A despeito da intensa repressão do início dos anos de 1970, esta década é descrita como um momento de grande avanço para a auto-organização cultural e política de gays, lésbicas e travestis no Brasil (Bortolozzi, 2021; Green, 2019; Simões & Facchini, 2009). Este avanço esteve conectado às transformações ocorridas no cenário internacional, com a emergência dos movimentos de contracultura na Europa e na América do Norte, sobretudo após 1968, que passaram a questionar radicalmente a tradição, a moralidade e as normas sexuais vigentes até então (Belmonte, 2009). Aliados às mobilizações da contracultura, movimentos de libertação homossexual surgiram em diversas localidades, demandando o fim da perseguição social e política das minorias sexuais.

A partir da pressão de tais movimentos e do desenvolvimento de novas pesquisas científicas, em uma decisão pioneira, a American Psychiatric Association votou pela remoção da homossexualidade de sua lista de transtornos mentais em 1973. Ação seguida pela American Psychological Association dois anos depois, com a aprovação de uma resolução que impeliu “todas/os profissionais de saúde mental a tomar a liderança na remoção do estigma de doença mental que há tempos vem sendo associado às orientações homossexuais” (Conger, 1975, p. 633). Gradualmente, foram desenvolvidas novas abordagens psicológicas que romperam com o passado patologizante das sexualidades antes desviantes. Mesmo que de modo ainda minoritário e incipiente, os próprios saberes da Psicologia começaram a ser utilizados em uma perspectiva de promoção de direitos humanos, bem-estar e saúde, independentemente da orientação sexual (Clarke et al., 2010).

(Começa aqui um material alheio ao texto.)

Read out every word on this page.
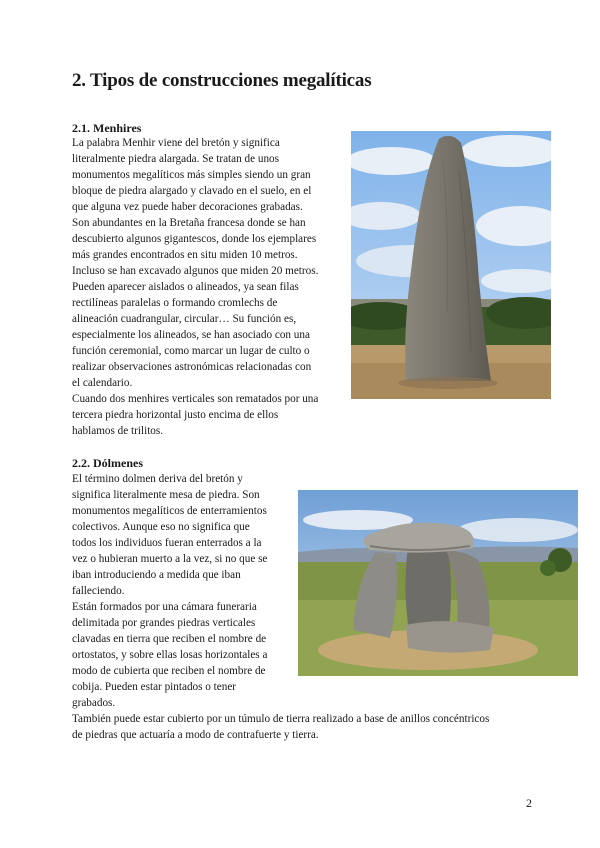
2. Tipos de construcciones megalíticas
2.1. Menhires
La palabra Menhir viene del bretón y significa
literalmente piedra alargada. Se tratan de unos
monumentos megalíticos más simples siendo un gran
bloque de piedra alargado y clavado en el suelo, en el
que alguna vez puede haber decoraciones grabadas.
Son abundantes en la Bretaña francesa donde se han
descubierto algunos gigantescos, donde los ejemplares
más grandes encontrados en situ miden 10 metros.
Incluso se han excavado algunos que miden 20 metros.
Pueden aparecer aislados o alineados, ya sean filas
rectilíneas paralelas o formando cromlechs de
alineación cuadrangular, circular… Su función es,
especialmente los alineados, se han asociado con una
función ceremonial, como marcar un lugar de culto o
realizar observaciones astronómicas relacionadas con
el calendario.
Cuando dos menhires verticales son rematados por una
tercera piedra horizontal justo encima de ellos
hablamos de trilitos.
2.2. Dólmenes
El término dolmen deriva del bretón y
significa literalmente mesa de piedra. Son
monumentos megalíticos de enterramientos
colectivos. Aunque eso no significa que
todos los individuos fueran enterrados a la
vez o hubieran muerto a la vez, si no que se
iban introduciendo a medida que iban
falleciendo.
Están formados por una cámara funeraria
delimitada por grandes piedras verticales
clavadas en tierra que reciben el nombre de
ortostatos, y sobre ellas losas horizontales a
modo de cubierta que reciben el nombre de
cobija. Pueden estar pintados o tener
grabados.
También puede estar cubierto por un túmulo de tierra realizado a base de anillos concéntricos
de piedras que actuaría a modo de contrafuerte y tierra.
2
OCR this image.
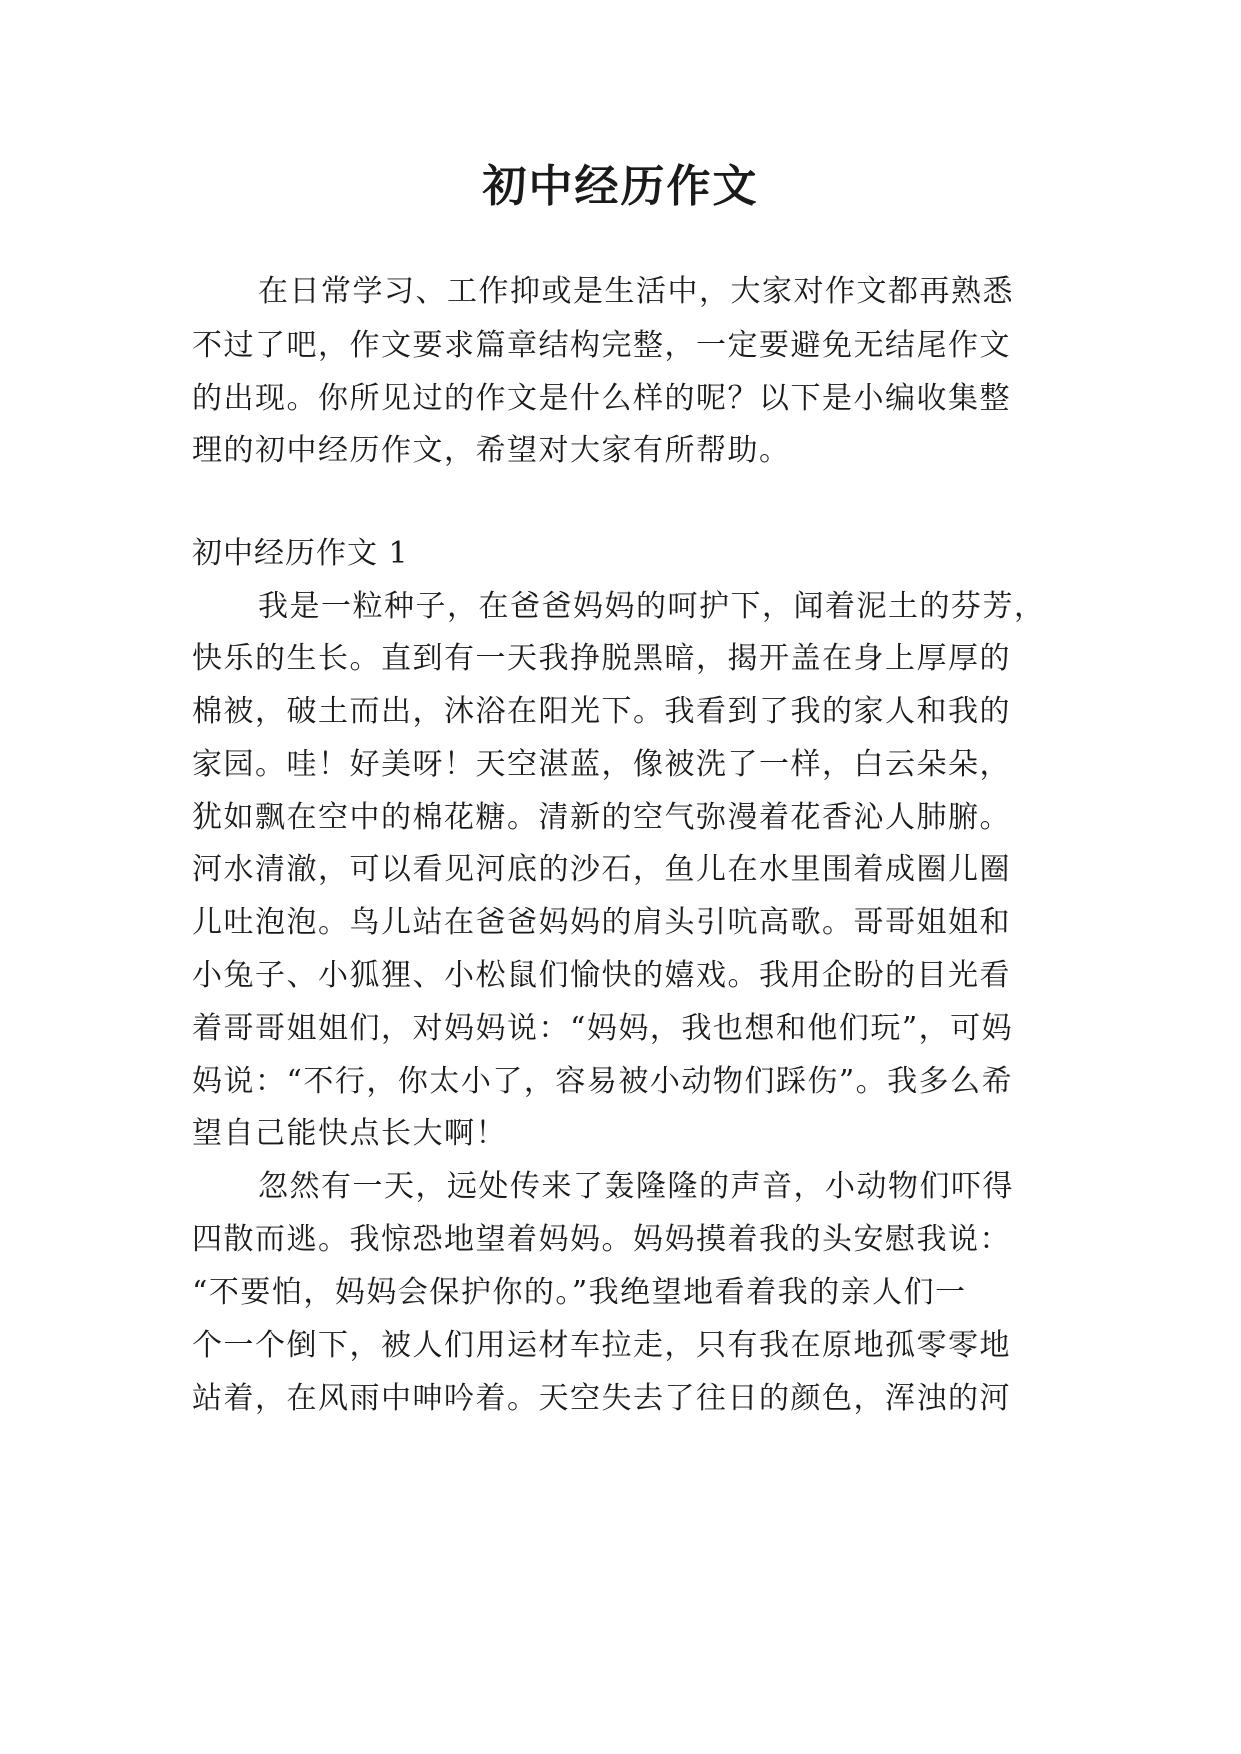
初中经历作文
在日常学习、工作抑或是生活中，大家对作文都再熟悉
不过了吧，作文要求篇章结构完整，一定要避免无结尾作文
的出现。你所见过的作文是什么样的呢？以下是小编收集整
理的初中经历作文，希望对大家有所帮助。
初中经历作文 1
我是一粒种子，在爸爸妈妈的呵护下，闻着泥土的芬芳，
快乐的生长。直到有一天我挣脱黑暗，揭开盖在身上厚厚的
棉被，破土而出，沐浴在阳光下。我看到了我的家人和我的
家园。哇！好美呀！天空湛蓝，像被洗了一样，白云朵朵，
犹如飘在空中的棉花糖。清新的空气弥漫着花香沁人肺腑。
河水清澈，可以看见河底的沙石，鱼儿在水里围着成圈儿圈
儿吐泡泡。鸟儿站在爸爸妈妈的肩头引吭高歌。哥哥姐姐和
小兔子、小狐狸、小松鼠们愉快的嬉戏。我用企盼的目光看
着哥哥姐姐们，对妈妈说：“妈妈，我也想和他们玩”，可妈
妈说：“不行，你太小了，容易被小动物们踩伤”。我多么希
望自己能快点长大啊！
忽然有一天，远处传来了轰隆隆的声音，小动物们吓得
四散而逃。我惊恐地望着妈妈。妈妈摸着我的头安慰我说：
“不要怕，妈妈会保护你的。”我绝望地看着我的亲人们一
个一个倒下，被人们用运材车拉走，只有我在原地孤零零地
站着，在风雨中呻吟着。天空失去了往日的颜色，浑浊的河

No Brasil, o momento de perseguição política que marcou o início da década de 1970 dificultou o surgimento de movimentos de reivindicação por direitos para homossexuais. No entanto, as ações no campo cultural se tornaram cada vez mais visíveis e se multiplicaram em todo o país (Bortolozzi, 2021; Green, 2019; Trevisan, 2018). Como exemplos, temos o sucesso do grupo Dzi Croquettes, fundado em 1972, que trouxe aos palcos dos teatros brasileiros performances de contracultura sexual; e a grande recepção (de crítica e público) dada ao álbum de estreia do Secos & Molhados em 1973-1974, marcado pela estética andrógina de Ney Matogrosso. Isto é, o mundo homossexual que emergiu nas décadas anteriores continuava a se expandir na vida pública brasileira, resistindo à investidas normalizadoras das instituições acadêmicas (médicas e psicológicas) e à repressão do regime militar.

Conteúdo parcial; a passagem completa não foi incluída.